If the sequester furloughs proceed, if the wrongheaded “chained CPI” index impoverishes older seniors whose savings have run out by tampering with the formula for Social Security’s cost-of-living increase, can Paul Ryan’s perennial austerity budget be far behind? Apparently not, as long as Ryan can hustle recent fiscal-cliff “tax hikes” on gazillionaires (along with the same $716 billion Medicare cut that the failed veep candidate brandished against Obama last fall) into something everyone agrees is not going to happen — an “Obamacare” repeal that would preserve the $1 trillion the law is slated to raise in tax revenues!
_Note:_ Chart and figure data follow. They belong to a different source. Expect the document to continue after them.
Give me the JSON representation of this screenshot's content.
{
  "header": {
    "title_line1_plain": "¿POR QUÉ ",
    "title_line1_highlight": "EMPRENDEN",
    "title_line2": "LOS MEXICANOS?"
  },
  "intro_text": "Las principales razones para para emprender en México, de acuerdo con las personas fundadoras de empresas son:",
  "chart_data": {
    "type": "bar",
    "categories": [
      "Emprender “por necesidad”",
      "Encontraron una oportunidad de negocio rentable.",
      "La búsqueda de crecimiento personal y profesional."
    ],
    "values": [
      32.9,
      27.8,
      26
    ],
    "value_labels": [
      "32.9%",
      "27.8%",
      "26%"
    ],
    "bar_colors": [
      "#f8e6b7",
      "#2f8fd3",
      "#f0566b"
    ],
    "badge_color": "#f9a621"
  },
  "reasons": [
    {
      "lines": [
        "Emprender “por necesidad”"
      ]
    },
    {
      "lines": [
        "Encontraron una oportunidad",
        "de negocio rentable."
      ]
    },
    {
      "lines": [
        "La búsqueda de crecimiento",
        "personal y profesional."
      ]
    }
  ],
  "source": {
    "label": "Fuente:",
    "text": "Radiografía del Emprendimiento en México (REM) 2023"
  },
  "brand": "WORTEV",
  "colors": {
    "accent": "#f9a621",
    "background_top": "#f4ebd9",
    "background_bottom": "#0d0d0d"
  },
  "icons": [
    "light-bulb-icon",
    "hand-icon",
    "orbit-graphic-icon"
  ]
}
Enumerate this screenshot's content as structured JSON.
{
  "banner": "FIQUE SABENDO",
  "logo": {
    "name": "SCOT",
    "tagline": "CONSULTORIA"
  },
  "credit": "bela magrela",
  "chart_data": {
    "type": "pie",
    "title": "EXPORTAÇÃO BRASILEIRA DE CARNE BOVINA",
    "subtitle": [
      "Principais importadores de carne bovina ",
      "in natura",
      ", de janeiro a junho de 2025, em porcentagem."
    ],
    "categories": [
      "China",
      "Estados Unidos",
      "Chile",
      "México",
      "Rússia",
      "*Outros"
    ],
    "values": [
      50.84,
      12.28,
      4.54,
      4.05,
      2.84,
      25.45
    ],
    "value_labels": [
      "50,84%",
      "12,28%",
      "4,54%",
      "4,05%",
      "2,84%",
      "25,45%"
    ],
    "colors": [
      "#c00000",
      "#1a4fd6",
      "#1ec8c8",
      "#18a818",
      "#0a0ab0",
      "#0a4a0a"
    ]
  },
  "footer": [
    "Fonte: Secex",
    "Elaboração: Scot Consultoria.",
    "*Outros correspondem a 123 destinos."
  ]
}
Washington Post editorial writer Stephen Stromberg’s recent take on the Ryan budget retread — uncharitably titled “Paul Ryan To Change Medicare for Boomers Over 55? Good.” — bristles with intergenerational hostility. (Overcome with curiosity, I Googled Stromberg’s photograph. As I suspected, he looked as though he started shaving last year and rarely trusts anyone over 49.)

Ryan’s budget “upgrade” could include “structural changes for boomers as old as 58,” warned Stromberg. Thank God, my husband and I have both lived long enough to dodge that bullet. But hi-ho, Steverino: You’re going to be an old fart, too, some day. It creeps up on the best of us, much faster than you could possibly imagine. Life, as Thomas Hobbes said in 1651, is nasty, brutish, and short. Rich or poor, upwardly mobile or in sudden harrowing freefall, most of us will likely make it to 65, with or without a safety net. After that, there’s only one exit, though many ways of reaching it.

Nothing — not all of David Koch’s billions or the gold-plated ripcord of his reserve parachute — can slow the inevitable human collision at the bitter end with implacable earth.

* * *

The koi pond in March 2009 / Photo by Lance Theroux

Once our pond thaws and the koi surface to feed, I imagine we’ll go back, Lance and I, to fanning out The New York Times, section by section, on the big glass-topped table on our deck — at least as long as we have a deck to spread it out on. Hot coffee, a mechanical pencil with a decent eraser, the Times crossword puzzle, and ink-smudged fingertips are all the religion I’ve ever needed on a Sunday morning.

The actual physical paper is still good for a great deal more than lining birdcages, clipping grocery coupons, or wrapping fish. But if our headlong hurtle out of the middle class hits bottom and we lose the house, I can always pack my grandmother’s bone-china teacups in crumpled wads of newsprint when the time comes to ship the family heirlooms to my younger sister, Beth. (Ann, two years my junior, is already gone. Like our father, she died tragically before the age of 60.)

Born when I was almost 13, during the Baby Boom’s penultimate year, Beth long ago relocated to the West Coast to practice family medicine in underserved communities, working for thankless wages yet undoubtedly reaping enormous spiritual dividends. Right up there with Pacific Coast Highway wildfires, earthquakes, and mudslides, my baby sister has survived a diagnosis of multiple sclerosis and endured a subsequent residency in neurology, undertaken in her late forties so she could better treat MS patients and research the disease.

Should Beth go without Medicare benefits, if she lives so long that she becomes sick enough to need them? I don’t think so, Mr. Stromberg.